Dual queries per scene (L2–L5): two FiftyOne samples share the same filepath but have swapped category / negative_category fields, representing the two valid counting queries for that scene.

Dataset Creation#

Generation Pipeline#

KubriCount is constructed in four automatic stages:

3D asset curation — ~58K assets across 157 categories sourced from ShapeNetCore-v2 and controllable 3D generation (TRELLIS family). ~5K HDRI environment maps sourced from Poly Haven and Text2Light.
Prototype synthesis — Kubric + PyBullet + Blender renders scenes with exact instance metadata (RGB, instance masks, 2D/3D boxes, center points). Level-specific composition rules control target/distractor selection.
Consistent image editing — Nano-Banana-Pro refines textures and harmonizes lighting while preserving topology (no instances added, removed, merged, or split).

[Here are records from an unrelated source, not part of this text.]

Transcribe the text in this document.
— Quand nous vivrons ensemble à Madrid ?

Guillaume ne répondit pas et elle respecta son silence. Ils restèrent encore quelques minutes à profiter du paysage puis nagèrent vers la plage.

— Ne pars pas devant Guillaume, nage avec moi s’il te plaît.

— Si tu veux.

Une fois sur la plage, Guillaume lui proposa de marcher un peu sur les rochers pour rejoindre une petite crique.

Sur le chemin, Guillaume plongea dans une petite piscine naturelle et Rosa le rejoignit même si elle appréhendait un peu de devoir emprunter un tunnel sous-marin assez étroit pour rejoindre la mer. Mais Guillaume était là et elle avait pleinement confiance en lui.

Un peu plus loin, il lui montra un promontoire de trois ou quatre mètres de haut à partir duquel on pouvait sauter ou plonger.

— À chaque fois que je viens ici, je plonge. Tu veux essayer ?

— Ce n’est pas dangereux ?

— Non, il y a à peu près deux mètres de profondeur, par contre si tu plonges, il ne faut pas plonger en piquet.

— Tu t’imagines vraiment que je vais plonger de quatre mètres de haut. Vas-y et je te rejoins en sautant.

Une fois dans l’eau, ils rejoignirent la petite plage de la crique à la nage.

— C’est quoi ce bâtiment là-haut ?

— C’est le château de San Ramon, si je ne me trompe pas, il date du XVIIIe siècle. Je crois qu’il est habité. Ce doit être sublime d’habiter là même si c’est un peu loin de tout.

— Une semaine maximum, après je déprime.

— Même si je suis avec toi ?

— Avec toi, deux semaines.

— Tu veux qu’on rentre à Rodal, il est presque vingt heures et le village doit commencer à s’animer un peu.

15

Level-aware constraints prevent edits that would corrupt the counting criterion.
Automatic data filtering — Gemini-3-Pro inspects each edited image against the prototype and masks, issuing PASS/FAIL. ~20% are rejected on the first pass; iterative re-editing reduces the final rejection rate to ~5%.

Splits#

Dataset splits are enforced at the 3D asset level before synthesis:

Train: seen categories, full asset pool
TestA: unseen assets within training categories (~10% holdout per category)
TestB: unseen categories (~10% of total assets)

Both test splits use only unseen HDRI backgrounds and evaluate on the normal (non-dense) scene configuration.

Annotations#

All annotations are derived automatically from the Kubric rendering engine — there are no human annotators. The engine produces pixel-perfect instance masks, 2D/3D bounding boxes, and center points as part of the rendering process. VLM-based filtering (not annotation) is applied post-hoc to ensure label fidelity.

Citation#

@article{liu2026count,
  title={Count Anything at Any Granularity},
  author={Liu, Chang and Wu, Haoning and Xie, Weidi},
  journal={arXiv preprint arXiv:2605.10887},
  year={2026}
}

APA:

Liu, C., Wu, H., & Xie, W. (2026). Count Anything at Any Granularity. arXiv preprint arXiv:2605.10887.